Two fine papers on Cicero consider the Roman orator not merely as a source of information about earlier thought but as engaged in a serious philosophical project of his own. "Cicero's Plato and Aristotle" shows that Cicero carefully deploys those two famous figures in his philosophical writings in such a way as to bolster his claims about the importance of combining the practice of philosophy with rhetoric. "Cicero's Politics in De officiis" argues that in his final major philosophical work Cicero gauges his presentation of Stoic moral theory so as to send a timely message to his fellow-citizens during the ongoing crisis of civil war. Cicero believes that tensions in Roman ideology (particularly the problematic ideal of gloria, which motivates citizens simultaneously to pursue the common good of the community and to seek their own "glorification") threaten the social fabric of the republic and that Stoic ethics holds the promise of diagnosing and mitigating these tensions.
"Seneca on the Self: Why Now?" is perhaps the least successful piece in the collection. In exploring what lies behind the recent resurgence of scholarly interest in Seneca, Long makes the surprising assertion that "Seneca's value as a theorist of selfhood is not vitiated ... if we completely reject his Stoic commitment to the divinity of human rationality, for instance, or the moral indifference of all values except virtue and vice" (p. 363). To illustrate what he finds interesting about Seneca's theory, Long relies heavily on a distinction he draws between a person's "normative identity" and "occurrent subjectivity," that is, between what a person should aspire to be and what a person's particular mindset is right now. Long identifies a variety of rhetorical strategies that Seneca uses in his Letters to encourage the reader to reflect on the gap between his or her occurrent subjectivity and normative identity and to make progress towards closing that gap. The problem here is that for Seneca, the content of a person's normative identity will surely be nothing other than the perfected (and indeed divine) rationality that orthodox Stoicism attributes to the virtuous person. Without the edifice of Stoicism to support it, Seneca's rhetorical scaffolding (skillful as it is) would collapse.

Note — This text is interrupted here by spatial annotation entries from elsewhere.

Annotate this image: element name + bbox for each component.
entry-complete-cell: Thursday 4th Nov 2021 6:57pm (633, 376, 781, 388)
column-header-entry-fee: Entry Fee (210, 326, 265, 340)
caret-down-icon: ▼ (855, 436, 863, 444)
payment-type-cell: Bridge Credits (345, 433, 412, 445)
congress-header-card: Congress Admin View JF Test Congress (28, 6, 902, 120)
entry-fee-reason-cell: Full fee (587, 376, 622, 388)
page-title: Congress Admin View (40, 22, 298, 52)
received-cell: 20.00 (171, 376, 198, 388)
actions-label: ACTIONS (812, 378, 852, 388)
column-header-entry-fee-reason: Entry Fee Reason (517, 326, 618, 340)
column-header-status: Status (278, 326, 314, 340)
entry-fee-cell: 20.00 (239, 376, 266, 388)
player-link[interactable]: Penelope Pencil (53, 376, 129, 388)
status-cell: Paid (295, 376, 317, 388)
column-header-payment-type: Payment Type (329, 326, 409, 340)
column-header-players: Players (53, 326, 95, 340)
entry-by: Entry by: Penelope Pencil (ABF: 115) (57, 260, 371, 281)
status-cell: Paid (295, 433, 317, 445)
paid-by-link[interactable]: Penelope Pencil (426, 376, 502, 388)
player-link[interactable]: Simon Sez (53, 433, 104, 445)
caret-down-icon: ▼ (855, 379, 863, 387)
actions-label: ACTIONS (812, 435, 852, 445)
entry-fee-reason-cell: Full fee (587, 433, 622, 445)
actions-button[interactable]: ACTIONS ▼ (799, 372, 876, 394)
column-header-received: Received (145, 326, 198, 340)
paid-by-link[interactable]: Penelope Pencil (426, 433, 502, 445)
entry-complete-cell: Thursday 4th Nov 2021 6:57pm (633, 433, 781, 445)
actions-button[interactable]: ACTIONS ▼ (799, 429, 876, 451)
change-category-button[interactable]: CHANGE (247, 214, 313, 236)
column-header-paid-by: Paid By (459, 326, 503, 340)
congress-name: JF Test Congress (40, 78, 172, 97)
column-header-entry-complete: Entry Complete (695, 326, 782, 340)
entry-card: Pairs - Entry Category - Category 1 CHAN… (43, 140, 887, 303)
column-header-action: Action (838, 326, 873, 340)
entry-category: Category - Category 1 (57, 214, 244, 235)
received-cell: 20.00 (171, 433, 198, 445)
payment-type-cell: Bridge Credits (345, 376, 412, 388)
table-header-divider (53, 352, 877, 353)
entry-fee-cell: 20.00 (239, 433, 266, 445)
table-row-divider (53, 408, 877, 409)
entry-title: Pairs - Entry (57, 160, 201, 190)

But this is a minor complaint about a collection that is generally excellent. I conclude by again recommending this book to anyone who is interested in the thought of Hellenistic and Roman times. Those who are already familiar with Professor Long's work will find here a useful compendium; those who are not will discover why several generations of scholars of ancient philosophy are indebted to him.
1. I noticed very few typos in the volume, and only a couple that might mislead the reader: on p. 55, final paragraph, "the beginning of Metaphysics Gamma" should read "the beginning of Chapter 6 of Metaphysics Gamma"; and on p. 231, second paragraph, the reference to "n. 16" should be to "n. 18".
2. It is worth bearing in mind that the Greeks, from Homer onwards, often referred to the gods simply as "the immortal ones" (hoi athanatoi).